As for the moderation issues, maybe, idk, but then again if you’re unhappy with the moderation by the time you get to that point “federation” is no longer a big scary word and you’ve likely found an instance you’d like to move to by virtue of just seeing it on your feed in .social, and on top of that masto lets you migrate accounts even, so it makes that a lot less painful to do.
I get the impression that some people have such decision fatigue, asking them to do something seemingly trivial is akin to asking someone without limbs to pick up a spoon.

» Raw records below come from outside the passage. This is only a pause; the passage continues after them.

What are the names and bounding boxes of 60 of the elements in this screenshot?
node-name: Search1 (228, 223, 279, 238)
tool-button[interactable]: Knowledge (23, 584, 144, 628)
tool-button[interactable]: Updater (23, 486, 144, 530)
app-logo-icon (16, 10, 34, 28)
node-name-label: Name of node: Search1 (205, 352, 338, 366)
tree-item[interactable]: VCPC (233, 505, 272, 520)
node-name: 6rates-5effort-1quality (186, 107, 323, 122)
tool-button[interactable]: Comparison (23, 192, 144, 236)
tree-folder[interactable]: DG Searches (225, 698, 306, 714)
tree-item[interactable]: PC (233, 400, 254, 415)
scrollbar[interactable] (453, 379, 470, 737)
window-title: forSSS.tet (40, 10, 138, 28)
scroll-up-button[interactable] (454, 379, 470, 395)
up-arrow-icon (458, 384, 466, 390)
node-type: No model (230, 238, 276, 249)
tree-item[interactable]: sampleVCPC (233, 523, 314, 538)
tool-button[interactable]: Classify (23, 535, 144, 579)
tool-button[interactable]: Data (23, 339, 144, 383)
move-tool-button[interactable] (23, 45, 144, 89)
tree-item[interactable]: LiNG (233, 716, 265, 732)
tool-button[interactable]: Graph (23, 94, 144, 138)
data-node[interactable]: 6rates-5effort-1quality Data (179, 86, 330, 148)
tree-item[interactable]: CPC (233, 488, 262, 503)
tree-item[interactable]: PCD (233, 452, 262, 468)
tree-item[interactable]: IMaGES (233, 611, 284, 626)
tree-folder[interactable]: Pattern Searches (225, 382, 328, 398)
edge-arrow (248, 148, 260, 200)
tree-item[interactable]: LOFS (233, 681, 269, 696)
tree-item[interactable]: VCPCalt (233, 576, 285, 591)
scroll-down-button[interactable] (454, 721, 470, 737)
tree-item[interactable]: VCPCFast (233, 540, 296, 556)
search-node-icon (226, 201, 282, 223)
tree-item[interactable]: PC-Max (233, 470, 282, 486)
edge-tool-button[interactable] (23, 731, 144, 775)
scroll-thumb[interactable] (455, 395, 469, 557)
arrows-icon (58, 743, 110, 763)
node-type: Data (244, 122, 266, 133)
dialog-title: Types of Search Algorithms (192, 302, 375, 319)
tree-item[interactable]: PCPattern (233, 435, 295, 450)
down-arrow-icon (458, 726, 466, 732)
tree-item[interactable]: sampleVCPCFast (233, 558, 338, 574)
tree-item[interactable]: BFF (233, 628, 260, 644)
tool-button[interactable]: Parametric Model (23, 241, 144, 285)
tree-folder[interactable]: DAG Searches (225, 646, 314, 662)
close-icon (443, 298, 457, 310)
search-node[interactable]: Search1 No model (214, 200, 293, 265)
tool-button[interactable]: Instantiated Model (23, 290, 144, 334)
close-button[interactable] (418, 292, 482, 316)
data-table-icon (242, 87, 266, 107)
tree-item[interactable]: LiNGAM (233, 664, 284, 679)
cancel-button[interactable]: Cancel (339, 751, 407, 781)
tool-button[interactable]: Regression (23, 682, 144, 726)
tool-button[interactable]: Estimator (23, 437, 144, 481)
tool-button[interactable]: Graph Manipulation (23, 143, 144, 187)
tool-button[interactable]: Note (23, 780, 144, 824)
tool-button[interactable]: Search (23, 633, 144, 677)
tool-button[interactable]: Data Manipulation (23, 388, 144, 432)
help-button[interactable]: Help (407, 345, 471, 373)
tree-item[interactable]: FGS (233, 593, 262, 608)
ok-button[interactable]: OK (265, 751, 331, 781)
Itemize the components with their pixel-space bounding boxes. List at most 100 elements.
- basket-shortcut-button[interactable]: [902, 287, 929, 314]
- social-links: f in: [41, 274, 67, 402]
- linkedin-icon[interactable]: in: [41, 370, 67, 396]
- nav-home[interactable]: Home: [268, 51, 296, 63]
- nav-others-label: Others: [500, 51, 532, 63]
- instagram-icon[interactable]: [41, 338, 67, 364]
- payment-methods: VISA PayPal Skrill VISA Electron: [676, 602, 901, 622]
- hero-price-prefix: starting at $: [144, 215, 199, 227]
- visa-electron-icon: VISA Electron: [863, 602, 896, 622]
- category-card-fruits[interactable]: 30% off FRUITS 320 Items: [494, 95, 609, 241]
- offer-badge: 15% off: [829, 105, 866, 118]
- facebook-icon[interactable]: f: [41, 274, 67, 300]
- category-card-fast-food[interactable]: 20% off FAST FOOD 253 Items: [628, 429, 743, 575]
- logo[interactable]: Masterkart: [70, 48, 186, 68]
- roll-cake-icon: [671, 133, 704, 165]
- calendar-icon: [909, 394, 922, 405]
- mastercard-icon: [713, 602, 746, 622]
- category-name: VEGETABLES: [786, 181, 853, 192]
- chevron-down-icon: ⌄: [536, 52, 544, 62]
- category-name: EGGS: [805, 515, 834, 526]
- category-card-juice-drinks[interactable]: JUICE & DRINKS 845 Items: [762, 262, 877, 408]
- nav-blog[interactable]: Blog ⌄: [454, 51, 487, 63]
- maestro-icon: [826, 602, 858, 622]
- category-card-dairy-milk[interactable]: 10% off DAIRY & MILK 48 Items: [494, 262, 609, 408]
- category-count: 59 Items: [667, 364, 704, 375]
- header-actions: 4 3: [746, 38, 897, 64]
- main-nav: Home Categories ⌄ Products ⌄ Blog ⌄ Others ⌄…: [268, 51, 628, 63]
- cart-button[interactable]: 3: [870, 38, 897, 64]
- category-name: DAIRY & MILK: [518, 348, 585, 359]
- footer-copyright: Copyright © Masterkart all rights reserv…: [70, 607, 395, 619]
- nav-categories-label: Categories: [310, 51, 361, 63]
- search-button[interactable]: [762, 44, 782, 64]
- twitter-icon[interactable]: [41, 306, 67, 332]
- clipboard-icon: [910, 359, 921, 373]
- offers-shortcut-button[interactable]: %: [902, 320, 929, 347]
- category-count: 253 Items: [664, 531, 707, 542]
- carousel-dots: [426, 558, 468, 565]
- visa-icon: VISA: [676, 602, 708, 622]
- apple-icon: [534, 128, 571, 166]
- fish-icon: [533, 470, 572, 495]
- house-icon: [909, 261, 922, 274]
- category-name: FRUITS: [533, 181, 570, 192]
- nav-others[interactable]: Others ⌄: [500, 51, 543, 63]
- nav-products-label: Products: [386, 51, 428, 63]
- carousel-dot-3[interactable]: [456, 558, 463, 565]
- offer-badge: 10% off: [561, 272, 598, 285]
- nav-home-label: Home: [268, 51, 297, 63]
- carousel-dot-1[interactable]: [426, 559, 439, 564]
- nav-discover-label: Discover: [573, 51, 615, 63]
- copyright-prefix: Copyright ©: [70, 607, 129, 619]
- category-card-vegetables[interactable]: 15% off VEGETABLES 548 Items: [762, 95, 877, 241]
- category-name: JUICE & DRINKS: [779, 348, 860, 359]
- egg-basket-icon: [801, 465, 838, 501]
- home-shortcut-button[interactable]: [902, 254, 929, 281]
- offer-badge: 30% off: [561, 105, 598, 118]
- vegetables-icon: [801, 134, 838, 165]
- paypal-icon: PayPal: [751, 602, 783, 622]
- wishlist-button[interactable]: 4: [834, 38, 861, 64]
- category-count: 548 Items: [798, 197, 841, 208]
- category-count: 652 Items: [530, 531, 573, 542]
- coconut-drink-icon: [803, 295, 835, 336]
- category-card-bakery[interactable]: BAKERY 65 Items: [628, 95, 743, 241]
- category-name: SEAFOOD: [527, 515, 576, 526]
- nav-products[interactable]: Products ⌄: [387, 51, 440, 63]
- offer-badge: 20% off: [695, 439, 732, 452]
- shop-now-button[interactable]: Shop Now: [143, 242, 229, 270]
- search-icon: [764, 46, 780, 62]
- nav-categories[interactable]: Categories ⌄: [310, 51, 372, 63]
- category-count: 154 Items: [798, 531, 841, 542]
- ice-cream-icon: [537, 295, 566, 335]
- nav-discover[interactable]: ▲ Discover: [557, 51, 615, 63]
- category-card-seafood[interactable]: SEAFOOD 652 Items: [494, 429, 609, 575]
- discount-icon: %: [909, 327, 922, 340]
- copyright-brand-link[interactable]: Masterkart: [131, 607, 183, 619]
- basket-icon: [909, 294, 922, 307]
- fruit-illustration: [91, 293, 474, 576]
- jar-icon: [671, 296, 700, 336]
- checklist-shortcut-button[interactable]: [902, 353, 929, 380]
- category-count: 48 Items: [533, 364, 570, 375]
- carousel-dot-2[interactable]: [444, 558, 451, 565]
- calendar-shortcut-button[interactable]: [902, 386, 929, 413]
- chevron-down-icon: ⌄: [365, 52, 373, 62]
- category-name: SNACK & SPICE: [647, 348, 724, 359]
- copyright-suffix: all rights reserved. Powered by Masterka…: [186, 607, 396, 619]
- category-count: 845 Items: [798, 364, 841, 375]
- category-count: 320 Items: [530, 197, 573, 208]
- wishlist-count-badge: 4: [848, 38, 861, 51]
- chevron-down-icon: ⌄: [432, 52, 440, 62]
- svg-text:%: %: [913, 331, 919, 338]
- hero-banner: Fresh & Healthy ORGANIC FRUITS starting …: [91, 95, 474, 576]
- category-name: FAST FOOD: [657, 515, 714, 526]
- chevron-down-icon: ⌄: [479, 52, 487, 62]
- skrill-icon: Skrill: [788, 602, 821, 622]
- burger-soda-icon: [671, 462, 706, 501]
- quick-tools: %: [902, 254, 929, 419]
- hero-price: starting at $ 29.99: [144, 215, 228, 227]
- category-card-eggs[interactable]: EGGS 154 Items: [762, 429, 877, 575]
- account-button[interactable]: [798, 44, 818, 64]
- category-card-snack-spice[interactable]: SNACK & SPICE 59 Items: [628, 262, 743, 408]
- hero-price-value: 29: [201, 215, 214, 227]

People’s brains don’t work good.
Then they shouldn’t be able to decide to move to blusky either if they’re that paralyzed by choice.
And tbh I get it, I’ve been debating myself on just trimming my beard for like 6mo, and that much like “what masto instance should I join” is a preeetty consequence free decision, but imo the masto choice is even less consequential, you could make an acct on literally every instance that’ll take you if you wanted for free and lurk them and/or abandon them at will and remake another at will too whereas the beard has to grow for a while.
Also I gotta link this song since it’s so relevant lol.
Bro do you really think common people know all about this open source interconnected stuff. Get out of your linux bubble
Right, I’m super pro open source but most normal people don’t give a shit. Sure I think those people are stupid, but it doesn’t change reality.